1–3 month directional view (into year‑end)

  • Our base case: Sideways‑to‑higher bias 151–156, with tests of 155–157 possible if risk stays buoyant, the U.S. shutdown ends cleanly, and Tokyo continues to stress growth over rapid tightening.
  • Downside scenario: A December BoJ hike (or firm guidance for January) plus softer U.S. yields could pull USD/JPY back toward 150–152, particularly if Japan’s GDP surprise is less negative and wage momentum holds.
  • Upside tail risk: Should global risk rally hard and the BoJ punt a rate move into 2026, the pair could re‑challenge recent peaks within the 52‑week band (topping near 158.87).

Bottom line: Until the BoJ’s timing is clearer, USD/JPY remains a buy‑the‑dip, sell‑the‑rally market inside 153–155. A decisive policy or shutdown headline is what’s most likely to break today’s range.


Editor’s notes & sources used today (10.11.2025)

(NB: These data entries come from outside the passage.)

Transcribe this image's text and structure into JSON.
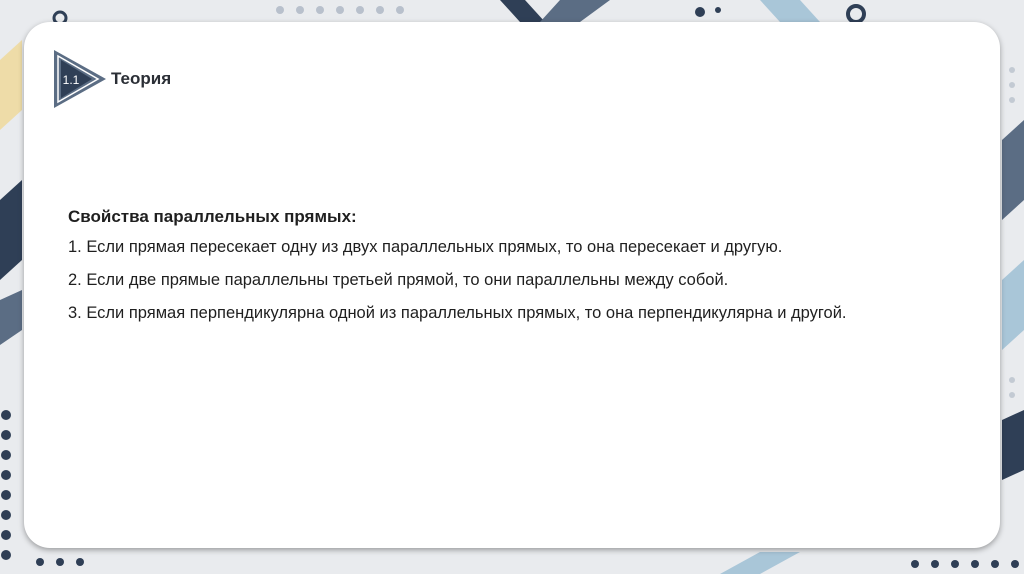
{
  "section": {
    "number": "1.1",
    "title": "Теория"
  },
  "content": {
    "heading": "Свойства параллельных прямых:",
    "items": [
      "1. Если прямая пересекает одну из двух параллельных прямых, то она пересекает и другую.",
      "2. Если две прямые параллельны третьей прямой, то они параллельны между собой.",
      "3. Если прямая перпендикулярна одной из параллельных прямых, то она перпендикулярна и другой."
    ]
  },
  "colors": {
    "navy": "#2f3f56",
    "slate": "#5b6d84",
    "light_blue": "#a9c6d8",
    "yellow": "#f2d27a",
    "card": "#ffffff"
  }
}
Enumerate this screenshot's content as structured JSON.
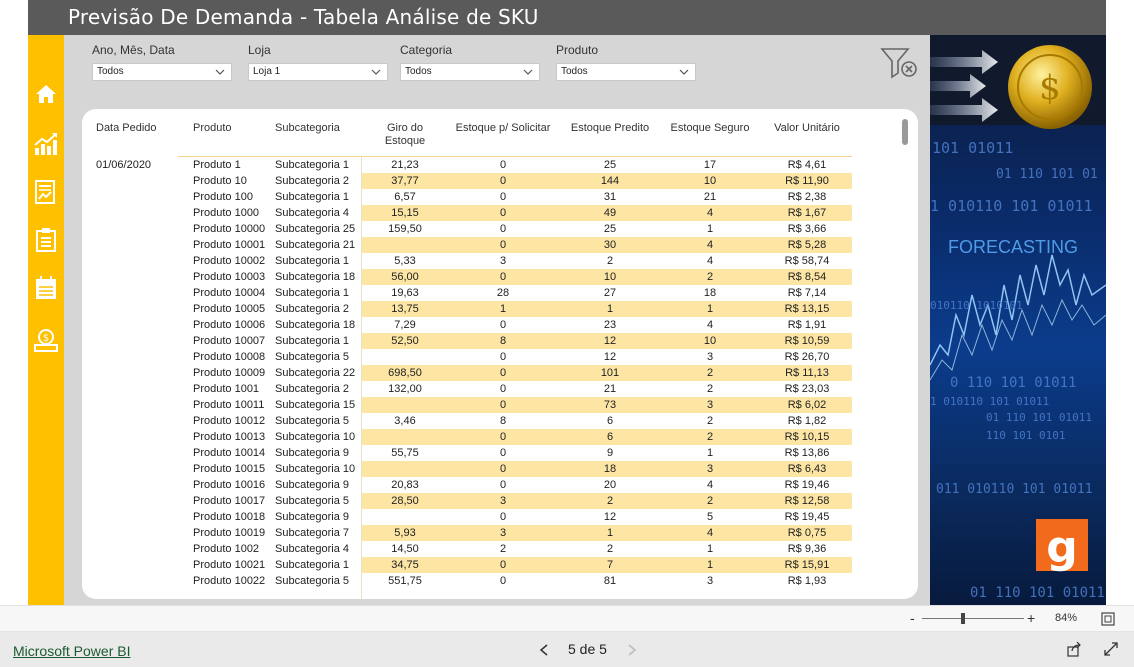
{
  "header": {
    "title": "Previsão De Demanda - Tabela Análise de SKU"
  },
  "nav": {
    "items": [
      {
        "icon": "home-icon"
      },
      {
        "icon": "chart-icon"
      },
      {
        "icon": "report-icon"
      },
      {
        "icon": "clipboard-icon"
      },
      {
        "icon": "calendar-icon"
      },
      {
        "icon": "money-icon"
      }
    ]
  },
  "filters": [
    {
      "label": "Ano, Mês, Data",
      "value": "Todos"
    },
    {
      "label": "Loja",
      "value": "Loja 1"
    },
    {
      "label": "Categoria",
      "value": "Todos"
    },
    {
      "label": "Produto",
      "value": "Todos"
    }
  ],
  "table": {
    "columns": [
      "Data Pedido",
      "Produto",
      "Subcategoria",
      "Giro do Estoque",
      "Estoque p/ Solicitar",
      "Estoque Predito",
      "Estoque Seguro",
      "Valor Unitário"
    ],
    "column_lines": [
      [
        "Data Pedido"
      ],
      [
        "Produto"
      ],
      [
        "Subcategoria"
      ],
      [
        "Giro do",
        "Estoque"
      ],
      [
        "Estoque p/ Solicitar"
      ],
      [
        "Estoque Predito"
      ],
      [
        "Estoque Seguro"
      ],
      [
        "Valor Unitário"
      ]
    ],
    "rows": [
      [
        "01/06/2020",
        "Produto 1",
        "Subcategoria 1",
        "21,23",
        "0",
        "25",
        "17",
        "R$ 4,61"
      ],
      [
        "",
        "Produto 10",
        "Subcategoria 2",
        "37,77",
        "0",
        "144",
        "10",
        "R$ 11,90"
      ],
      [
        "",
        "Produto 100",
        "Subcategoria 1",
        "6,57",
        "0",
        "31",
        "21",
        "R$ 2,38"
      ],
      [
        "",
        "Produto 1000",
        "Subcategoria 4",
        "15,15",
        "0",
        "49",
        "4",
        "R$ 1,67"
      ],
      [
        "",
        "Produto 10000",
        "Subcategoria 25",
        "159,50",
        "0",
        "25",
        "1",
        "R$ 3,66"
      ],
      [
        "",
        "Produto 10001",
        "Subcategoria 21",
        "",
        "0",
        "30",
        "4",
        "R$ 5,28"
      ],
      [
        "",
        "Produto 10002",
        "Subcategoria 1",
        "5,33",
        "3",
        "2",
        "4",
        "R$ 58,74"
      ],
      [
        "",
        "Produto 10003",
        "Subcategoria 18",
        "56,00",
        "0",
        "10",
        "2",
        "R$ 8,54"
      ],
      [
        "",
        "Produto 10004",
        "Subcategoria 1",
        "19,63",
        "28",
        "27",
        "18",
        "R$ 7,14"
      ],
      [
        "",
        "Produto 10005",
        "Subcategoria 2",
        "13,75",
        "1",
        "1",
        "1",
        "R$ 13,15"
      ],
      [
        "",
        "Produto 10006",
        "Subcategoria 18",
        "7,29",
        "0",
        "23",
        "4",
        "R$ 1,91"
      ],
      [
        "",
        "Produto 10007",
        "Subcategoria 1",
        "52,50",
        "8",
        "12",
        "10",
        "R$ 10,59"
      ],
      [
        "",
        "Produto 10008",
        "Subcategoria 5",
        "",
        "0",
        "12",
        "3",
        "R$ 26,70"
      ],
      [
        "",
        "Produto 10009",
        "Subcategoria 22",
        "698,50",
        "0",
        "101",
        "2",
        "R$ 11,13"
      ],
      [
        "",
        "Produto 1001",
        "Subcategoria 2",
        "132,00",
        "0",
        "21",
        "2",
        "R$ 23,03"
      ],
      [
        "",
        "Produto 10011",
        "Subcategoria 15",
        "",
        "0",
        "73",
        "3",
        "R$ 6,02"
      ],
      [
        "",
        "Produto 10012",
        "Subcategoria 5",
        "3,46",
        "8",
        "6",
        "2",
        "R$ 1,82"
      ],
      [
        "",
        "Produto 10013",
        "Subcategoria 10",
        "",
        "0",
        "6",
        "2",
        "R$ 10,15"
      ],
      [
        "",
        "Produto 10014",
        "Subcategoria 9",
        "55,75",
        "0",
        "9",
        "1",
        "R$ 13,86"
      ],
      [
        "",
        "Produto 10015",
        "Subcategoria 10",
        "",
        "0",
        "18",
        "3",
        "R$ 6,43"
      ],
      [
        "",
        "Produto 10016",
        "Subcategoria 9",
        "20,83",
        "0",
        "20",
        "4",
        "R$ 19,46"
      ],
      [
        "",
        "Produto 10017",
        "Subcategoria 5",
        "28,50",
        "3",
        "2",
        "2",
        "R$ 12,58"
      ],
      [
        "",
        "Produto 10018",
        "Subcategoria 9",
        "",
        "0",
        "12",
        "5",
        "R$ 19,45"
      ],
      [
        "",
        "Produto 10019",
        "Subcategoria 7",
        "5,93",
        "3",
        "1",
        "4",
        "R$ 0,75"
      ],
      [
        "",
        "Produto 1002",
        "Subcategoria 4",
        "14,50",
        "2",
        "2",
        "1",
        "R$ 9,36"
      ],
      [
        "",
        "Produto 10021",
        "Subcategoria 1",
        "34,75",
        "0",
        "7",
        "1",
        "R$ 15,91"
      ],
      [
        "",
        "Produto 10022",
        "Subcategoria 5",
        "551,75",
        "0",
        "81",
        "3",
        "R$ 1,93"
      ]
    ]
  },
  "right_panel": {
    "forecasting_text": "FORECASTING",
    "binary_lines": [
      "101 01011",
      "01 110 101 01",
      "1 010110 101 01011",
      "010110 1010101",
      "0 110 101 01011",
      "1 010110 101 01011",
      "01 110 101 01011",
      "110 101 0101",
      "011 010110 101 01011",
      "01 110 101 01011"
    ]
  },
  "zoom": {
    "value": "84%",
    "minus": "-",
    "plus": "+"
  },
  "footer": {
    "powerbi_link": "Microsoft Power BI",
    "page_indicator": "5 de 5"
  },
  "colors": {
    "header_bg": "#5a5a5a",
    "nav_bg": "#ffc000",
    "row_highlight": "#fde5a4",
    "panel_bg": "#d6d6d6",
    "logo_orange": "#f26a1b"
  }
}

  • Real‑time pricing & ranges: LSEG/Reuters USD/JPY quote page (spot, today’s high/low, 52‑week band).
  • Market drivers: Reuters global markets wrap on shutdown progress and risk sentiment; Reuters FX note on Asian/European trading today.
  • Policy & politics: BoJ Summary of Opinions (official PDF) and Reuters explainer on the BoJ’s “near‑term hike” debate; Reuters reporting on PM Takaichi’s looser fiscal goal and today’s stimulus draft outline; adviser Takuji Aida urging no December hike; MoF Katayama’s FX vigilance. Reuters+5Bank of Japan+5Reuters+5
  • Macro: Reuters poll flagging Q3 GDP contraction risk; real wages falling for a ninth straight month.

This article is for information only and does not constitute investment advice. Foreign‑exchange trading involves risk, including the possible loss of principal.